More than just a checklist

That’s straightforward enough, but where does CPQ come into the equation? CPQ stands for Configure, Price, Quote. It deals with the process of ensuring that absolutely every potential factor is considered when a new quote is being produced. In its simplest terms, CPQ could be seen as a simple checklist of costs, which could easily be managed via a basic spreadsheet package. Let’s imagine that a small business of two employees, Loggit & Son, was selling firewood and delivering it to customers around a rural area of Loggit’s hometown.

Loggit offers barn-seasoned logs at USD$200 per Cord (128 cubic feet). The cost of delivery using Dan Loggit’s only trailer might be, say, $2 per mile round trip, plus the labor cost of the delivery at $17.50 per hour. If a customer 20 miles away from Loggit’s depot enquires about ordering 2 cords of logs, then a very simple calculation is likely to be:

Cost ($200 x 2)+ (40 miles x $2) + 2.5 hours labor (2.5 x $17.50) = $400+$80+$43.75 = $523.75

A grand total of $523.75 covers everything and still turns sufficient profit. You don’t need a CPQ platform or CRM software like HubSpot to deal with calculations like that.

Don’t let your profit go up in smoke…

But now imagine that Loggit starts to expand. Old man Loggit starts to offer various qualities and types of different timber; spruce, ash, oak, plane, and pine for that extra pop and crackle in the hearth. The company then offers coal, smokeless fuels and fuel-oil for heating systems. Loggit decides to replace its own growing stock as it harvests the wood by planting. Buying in new saplings adds another layer of complexity to ongoing business costs.

Then Loggit uses kiln-drying for its timber along with simple ‘seasoned’ log aging. The company then builds a sawmill, buys a fleet of vehicles, takes on forty or fifty employees and creates a marketing department. Suddenly, all those simple calculations shown above aren’t going to account for the huge extra costs of the upscale of the business. Technology needs to come to the rescue in the form of a CPQ platform.

CPQ software not only considers all the complex interrelationships between various products and services on offer, but it can also flag up important incompatibilities and health-and-safety related contraindications for sales teams and engineers. A simple spreadsheet package couldn’t cope with such facilities, but a CPQ platform can be programmed from the outset to ‘understand’ every individual customer’s needs at a personalized level. The CPQ uses an artificial intelligence (AI) based ‘decision tree’ to ensure that every relevant factor is considered before any quote is produced.

Artificial intelligence for real results

For example, the CPQ might already have been programmed with the information that regular customers Mr. & Mrs. Smith live within a town’s ‘smoke free’ zone, so it is important not to quote them with regular coal or non-kiln dried wood, which produces more smoke per ton than the civil ordinance allows. In that case, if a rookie sales clerk received a call from Mr.
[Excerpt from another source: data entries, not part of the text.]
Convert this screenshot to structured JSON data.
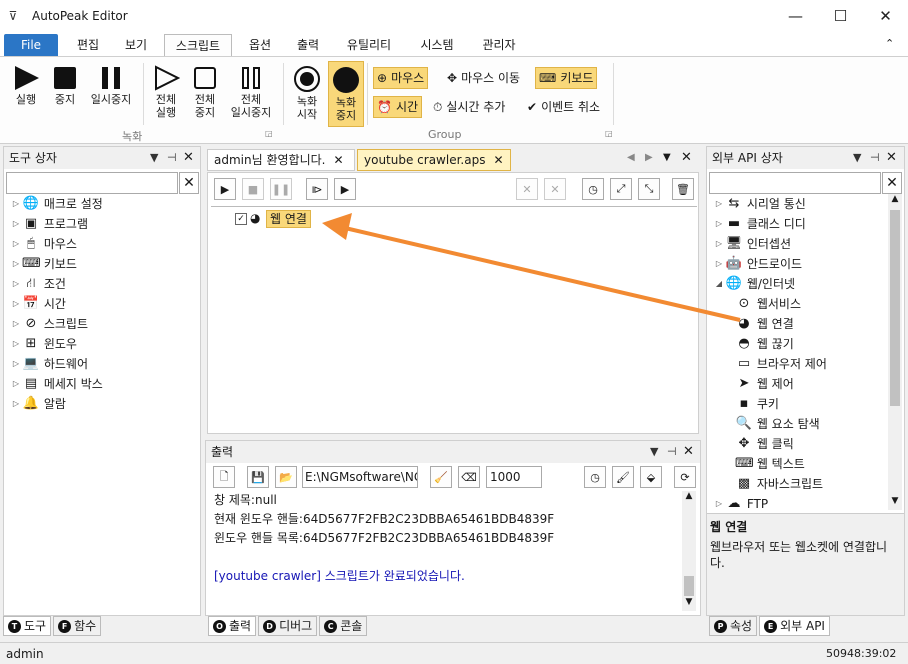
{
  "window": {
    "title": "AutoPeak Editor"
  },
  "menu": [
    "File",
    "편집",
    "보기",
    "스크립트",
    "옵션",
    "출력",
    "유틸리티",
    "시스템",
    "관리자"
  ],
  "ribbon": {
    "run": "실행",
    "stop": "중지",
    "pause": "일시중지",
    "all_run_1": "전체",
    "all_run_2": "실행",
    "all_stop_1": "전체",
    "all_stop_2": "중지",
    "all_pause_1": "전체",
    "all_pause_2": "일시중지",
    "rec_start_1": "녹화",
    "rec_start_2": "시작",
    "rec_stop_1": "녹화",
    "rec_stop_2": "중지",
    "mouse": "마우스",
    "mouse_move": "마우스 이동",
    "keyboard": "키보드",
    "time": "시간",
    "realtime_add": "실시간 추가",
    "event_cancel": "이벤트 취소",
    "group_record": "녹화",
    "group_group": "Group"
  },
  "toolbox": {
    "title": "도구 상자",
    "items": [
      "매크로 설정",
      "프로그램",
      "마우스",
      "키보드",
      "조건",
      "시간",
      "스크립트",
      "윈도우",
      "하드웨어",
      "메세지 박스",
      "알람"
    ],
    "tabs": [
      "도구",
      "함수"
    ]
  },
  "tabs": {
    "doc1": "admin님 환영합니다.",
    "doc2": "youtube crawler.aps"
  },
  "editor": {
    "node": "웹 연결"
  },
  "output": {
    "title": "출력",
    "path": "E:\\NGMsoftware\\NG",
    "count": "1000",
    "lines": [
      "창 제목:null",
      "현재 윈도우 핸들:64D5677F2FB2C23DBBA65461BDB4839F",
      "윈도우 핸들 목록:64D5677F2FB2C23DBBA65461BDB4839F",
      "",
      "[youtube crawler] 스크립트가 완료되었습니다."
    ],
    "tabs": [
      "출력",
      "디버그",
      "콘솔"
    ]
  },
  "api": {
    "title": "외부 API 상자",
    "items": [
      "시리얼 통신",
      "클래스 디디",
      "인터셉션",
      "안드로이드",
      "웹/인터넷",
      "웹서비스",
      "웹 연결",
      "웹 끊기",
      "브라우저 제어",
      "웹 제어",
      "쿠키",
      "웹 요소 탐색",
      "웹 클릭",
      "웹 텍스트",
      "자바스크립트",
      "FTP"
    ],
    "desc_title": "웹 연결",
    "desc": "웹브라우저 또는 웹소켓에 연결합니다.",
    "tabs": [
      "속성",
      "외부 API"
    ]
  },
  "status": {
    "user": "admin",
    "time": "50948:39:02"
  },
  "colors": {
    "accent": "#2b76c6",
    "highlight": "#f9d87a",
    "arrow": "#f28a32"
  }
}
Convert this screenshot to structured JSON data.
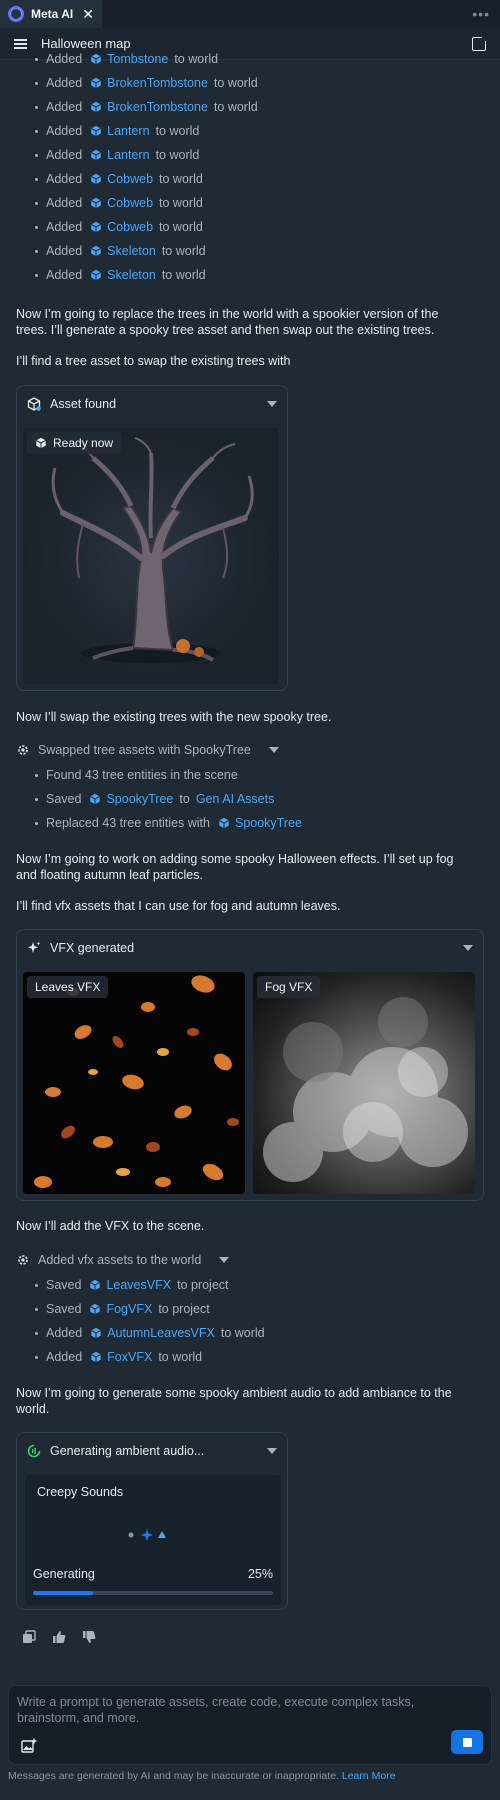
{
  "tab": {
    "label": "Meta AI",
    "close": "✕",
    "more": "•••"
  },
  "header": {
    "title": "Halloween map"
  },
  "world_log": [
    {
      "verb": "Added",
      "asset": "Tombstone",
      "suffix": "to world"
    },
    {
      "verb": "Added",
      "asset": "BrokenTombstone",
      "suffix": "to world"
    },
    {
      "verb": "Added",
      "asset": "BrokenTombstone",
      "suffix": "to world"
    },
    {
      "verb": "Added",
      "asset": "Lantern",
      "suffix": "to world"
    },
    {
      "verb": "Added",
      "asset": "Lantern",
      "suffix": "to world"
    },
    {
      "verb": "Added",
      "asset": "Cobweb",
      "suffix": "to world"
    },
    {
      "verb": "Added",
      "asset": "Cobweb",
      "suffix": "to world"
    },
    {
      "verb": "Added",
      "asset": "Cobweb",
      "suffix": "to world"
    },
    {
      "verb": "Added",
      "asset": "Skeleton",
      "suffix": "to world"
    },
    {
      "verb": "Added",
      "asset": "Skeleton",
      "suffix": "to world"
    }
  ],
  "messages": {
    "trees_plan": "Now I’m going to replace the trees in the world with a spookier version of the trees. I’ll generate a spooky tree asset and then swap out the existing trees.",
    "find_tree": "I’ll find a tree asset to swap the existing trees with",
    "swap_tree": "Now I’ll swap the existing trees with the new spooky tree.",
    "effects_plan": "Now I’m going to work on adding some spooky Halloween effects. I’ll set up fog and floating autumn leaf particles.",
    "find_vfx": "I’ll find vfx assets that I can use for fog and autumn leaves.",
    "add_vfx": "Now I’ll add the VFX to the scene.",
    "audio_plan": "Now I’m going to generate some spooky ambient audio to add ambiance to the world."
  },
  "asset_card": {
    "title": "Asset found",
    "badge": "Ready now"
  },
  "swap_step": {
    "title": "Swapped tree assets with SpookyTree",
    "items": [
      {
        "text": "Found 43 tree entities in the scene"
      },
      {
        "verb": "Saved",
        "asset": "SpookyTree",
        "middle": "to",
        "link": "Gen AI Assets"
      },
      {
        "verb": "Replaced 43 tree entities with",
        "asset": "SpookyTree"
      }
    ]
  },
  "vfx_card": {
    "title": "VFX generated",
    "leaves_label": "Leaves VFX",
    "fog_label": "Fog VFX"
  },
  "vfx_step": {
    "title": "Added vfx assets to the world",
    "items": [
      {
        "verb": "Saved",
        "asset": "LeavesVFX",
        "suffix": "to project"
      },
      {
        "verb": "Saved",
        "asset": "FogVFX",
        "suffix": "to project"
      },
      {
        "verb": "Added",
        "asset": "AutumnLeavesVFX",
        "suffix": "to world"
      },
      {
        "verb": "Added",
        "asset": "FoxVFX",
        "suffix": "to world"
      }
    ]
  },
  "audio_card": {
    "title": "Generating ambient audio...",
    "track": "Creepy Sounds",
    "status": "Generating",
    "percent_label": "25%",
    "progress": 0.25
  },
  "composer": {
    "placeholder": "Write a prompt to generate assets, create code, execute complex tasks, brainstorm, and more."
  },
  "disclaimer": {
    "text": "Messages are generated by AI and may be inaccurate or inappropriate.",
    "link": "Learn More"
  },
  "colors": {
    "accent": "#1473e6",
    "link": "#4ea6f5",
    "background": "#1f2a35"
  }
}
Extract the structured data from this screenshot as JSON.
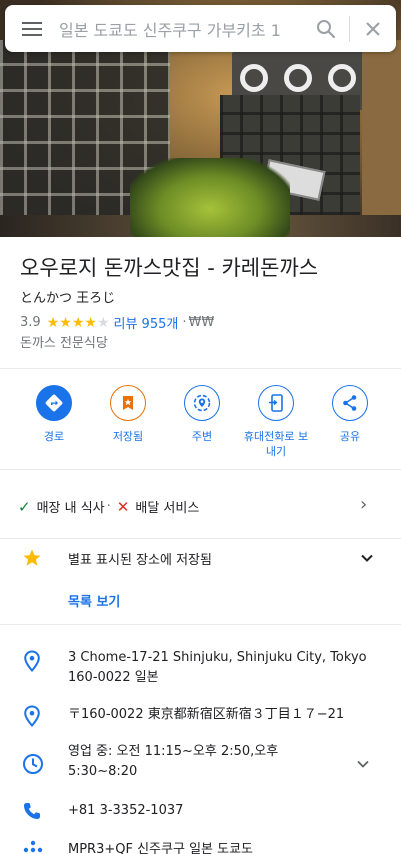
{
  "search": {
    "query": "일본 도쿄도 신주쿠구 가부키초 1"
  },
  "place": {
    "name": "오우로지 돈까스맛집 - 카레돈까스",
    "native_name": "とんかつ 王ろじ",
    "rating": "3.9",
    "stars": 4,
    "reviews_label": "리뷰 955개",
    "price_separator": "·",
    "price": "₩₩",
    "category": "돈까스 전문식당"
  },
  "actions": [
    {
      "label": "경로",
      "icon": "directions-icon"
    },
    {
      "label": "저장됨",
      "icon": "bookmark-icon"
    },
    {
      "label": "주변",
      "icon": "nearby-icon"
    },
    {
      "label": "휴대전화로 보내기",
      "icon": "send-to-phone-icon"
    },
    {
      "label": "공유",
      "icon": "share-icon"
    }
  ],
  "services": {
    "dine_in": "매장 내 식사",
    "sep": "·",
    "delivery": "배달 서비스"
  },
  "saved": {
    "text": "별표 표시된 장소에 저장됨",
    "view_list": "목록 보기"
  },
  "info": {
    "address": "3 Chome-17-21 Shinjuku, Shinjuku City, Tokyo 160-0022 일본",
    "address_ja": "〒160-0022 東京都新宿区新宿３丁目１７−21",
    "hours": "영업 중:  오전 11:15~오후 2:50,오후 5:30~8:20",
    "phone": "+81 3-3352-1037",
    "plus_code": "MPR3+QF 신주쿠구 일본 도쿄도"
  },
  "colors": {
    "accent": "#1a73e8",
    "star": "#fbbc04",
    "saved_orange": "#e8710a",
    "check_green": "#188038",
    "cross_red": "#d93025"
  }
}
Smith asking for two tons of coal and three months’ worth of timber, the CPQ would not offer the cheaper raw products, saving an expensive potential mistake of delivering erroneous goods and preventing anger and frustration from two dissatisfied customers.

Once the CPQ has created a price, it is fed into the company’s HubSpot platform, so that dispatch, accounts and safety teams can be sure that all necessary requirements are met. At the same time, HubSpot operators could note the ZIP code of any smokeless zones in their delivery remit areas, and check that no other customers living in those regions are emailed with quotes for products they would not be able to use.

When quoting customers for goods and services, it’s not only profit and efficiency that’s at stake. Another wise expression heeded by experienced sales professionals is:

“Dissatisfied customers generally don’t complain, but they hardly ever come back…”

Using a CPQ along with a company’s CRM system helps to ensure that those customers don’t ever become dissatisfied in the first place.